Specifically, the Rosendahl motion requests the city Board of Airport Commissioners to reestablish the task force for the express purpose of developing a proposal for implementing a Minimum Operable Segment (MOS) within the vicinity of LAX.

The proposal includes a two-mile, two-station segment of the Green Line rail project between the 105 Freeway and the intersections of Lincoln Boulevard and Sepulveda Boulevard in Westchester.

Rosendahl said the rail connection would begin to relieve traffic congestion around the airport, and could be the “cornerstone” of a much-needed rail network serving the Westside and linking LAX to the rest of the region.

The MTA board voted in June to dust off previous Green Line studies and work with LAWA to re-examine the feasibility of the rail link to the airport.

Rosendahl’s motion requests the Board of Airport Commissioners to include the proposed Minimum Operable Segment in the update of the LAX Specific Plan.

Currently, Los Angeles World Airports, as a result of the LAX settlement agreement, is taking the first steps in developing an updated LAX Specific Plan, which will guide the coming modernization of the airport.

The council action was hailed by other area elected officials who support the Green Line extension.

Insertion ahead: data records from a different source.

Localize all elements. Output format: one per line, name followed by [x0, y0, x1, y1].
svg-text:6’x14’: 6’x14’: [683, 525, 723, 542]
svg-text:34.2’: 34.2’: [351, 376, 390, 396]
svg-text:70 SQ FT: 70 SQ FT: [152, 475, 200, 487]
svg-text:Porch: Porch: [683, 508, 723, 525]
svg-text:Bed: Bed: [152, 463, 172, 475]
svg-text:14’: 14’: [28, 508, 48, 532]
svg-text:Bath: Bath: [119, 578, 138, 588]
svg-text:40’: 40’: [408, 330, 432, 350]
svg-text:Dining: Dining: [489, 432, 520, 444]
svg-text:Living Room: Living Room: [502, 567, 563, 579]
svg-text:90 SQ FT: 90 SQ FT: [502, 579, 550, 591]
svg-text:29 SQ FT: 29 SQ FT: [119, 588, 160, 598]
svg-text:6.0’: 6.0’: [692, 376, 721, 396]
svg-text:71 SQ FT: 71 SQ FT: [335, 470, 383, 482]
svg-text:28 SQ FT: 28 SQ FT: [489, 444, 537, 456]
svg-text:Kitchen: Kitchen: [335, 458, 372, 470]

“Bill Rosendahl is an extremely capable partner and I applaud the council’s action,” said Congresswoman Jane Harman. “In endorsing the Green Line extension to the airport, the council is making clear that it is imperative to relieve traffic congestion and improve passenger access to and from the fifth busiest airport in the world.”

Preliminary planning discussions between MTA and LAWA indicate that the proposed two-mile long LAX Green Line extension meets the goals of the LAX Specific Plan in addressing airport modernization, congestion and mobility, city officials said.

The LAX/Metro Green Line task force had previously developed a five-mile Green Line extension plan from the 105 Freeway to Marina del Rey, which was approved by the MTA in 1994.

But due to subsequent funding constraints, the extension was never constructed, leading to the disbandment of the task force, city officials said.